The “spammer gives themselves info” theory is a good one but doesn’t hold true here. They wouldn’t need that many characters.
So, are you saying that this is some kind of PGP-like code, maybe?
Maybe.
http://world.std.com/~reinhold/diceware.page.html
Notice the words in my spam vary from 10 - 14 characters. I find this very interesting and would like to know the reason.
I really do appreciate the courtesy of spammers to put nonsense characters in the subject line. Since I delete all my spam manually, it makes them so much easier to identify and delete on sight…
I’ll echo KGS’s sentiment and add that my spam has increased about 400% in the past few weeks.
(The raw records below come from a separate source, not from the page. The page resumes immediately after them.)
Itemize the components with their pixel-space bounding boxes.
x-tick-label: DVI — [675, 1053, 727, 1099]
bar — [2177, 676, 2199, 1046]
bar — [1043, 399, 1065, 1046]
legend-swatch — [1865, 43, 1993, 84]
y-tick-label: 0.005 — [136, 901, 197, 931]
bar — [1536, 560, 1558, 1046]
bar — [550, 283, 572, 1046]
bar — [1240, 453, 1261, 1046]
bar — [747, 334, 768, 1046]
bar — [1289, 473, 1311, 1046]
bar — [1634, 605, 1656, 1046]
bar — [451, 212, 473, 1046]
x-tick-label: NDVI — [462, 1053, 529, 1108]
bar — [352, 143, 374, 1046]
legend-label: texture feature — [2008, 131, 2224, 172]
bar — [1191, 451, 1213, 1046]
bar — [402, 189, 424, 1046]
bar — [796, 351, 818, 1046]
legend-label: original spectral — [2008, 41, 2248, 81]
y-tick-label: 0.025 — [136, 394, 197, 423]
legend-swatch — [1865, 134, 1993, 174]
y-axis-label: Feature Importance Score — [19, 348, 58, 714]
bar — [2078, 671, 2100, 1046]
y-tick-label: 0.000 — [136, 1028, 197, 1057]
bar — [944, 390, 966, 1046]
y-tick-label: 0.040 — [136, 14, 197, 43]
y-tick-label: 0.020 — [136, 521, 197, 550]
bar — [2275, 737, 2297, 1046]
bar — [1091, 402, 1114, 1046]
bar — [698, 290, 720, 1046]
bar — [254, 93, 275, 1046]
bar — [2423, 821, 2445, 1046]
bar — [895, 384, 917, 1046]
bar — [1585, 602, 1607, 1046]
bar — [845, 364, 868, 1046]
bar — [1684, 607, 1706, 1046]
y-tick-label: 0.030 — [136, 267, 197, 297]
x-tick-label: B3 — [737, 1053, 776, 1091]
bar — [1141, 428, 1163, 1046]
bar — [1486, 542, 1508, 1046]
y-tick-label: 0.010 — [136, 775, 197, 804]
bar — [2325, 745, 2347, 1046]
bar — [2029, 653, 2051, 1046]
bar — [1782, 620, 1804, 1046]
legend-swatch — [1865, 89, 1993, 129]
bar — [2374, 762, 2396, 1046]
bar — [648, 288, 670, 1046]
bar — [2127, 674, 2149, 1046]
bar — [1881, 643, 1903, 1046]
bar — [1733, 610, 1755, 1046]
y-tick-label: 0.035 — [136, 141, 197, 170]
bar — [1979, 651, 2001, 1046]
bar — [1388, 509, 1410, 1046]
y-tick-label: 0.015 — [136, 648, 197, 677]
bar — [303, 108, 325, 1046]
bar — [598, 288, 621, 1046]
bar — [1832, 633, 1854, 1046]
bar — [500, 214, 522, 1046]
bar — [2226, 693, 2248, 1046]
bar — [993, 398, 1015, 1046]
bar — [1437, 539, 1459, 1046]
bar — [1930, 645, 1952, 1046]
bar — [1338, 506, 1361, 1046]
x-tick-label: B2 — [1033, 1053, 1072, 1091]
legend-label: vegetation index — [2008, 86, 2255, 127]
Is it the telemarketers staking out a new horizon? I can block the sender, but they are all switching names and not repeating the spam.
I don’t need Viagra, my penis is big enough, I’m happy with the size of my boobs and I’m renting so I don’t need to refinance anything. Leave me alone!
A little off the topic - I don’t receive many spams. I’ve two different accounts with Yahoo. One for registering on various sites on the net that I don’t want to receive their periodic newsletters etc and other for family and friends. With the spam gaurd offered in yahoo, all the messages specified in the filter do go to the bulk folder directly.
I had nightmarish experience with hotmail. There was no way to stop 20-30 new spam address on daily basis regardless how much consistently you’d add the addresses to the filter.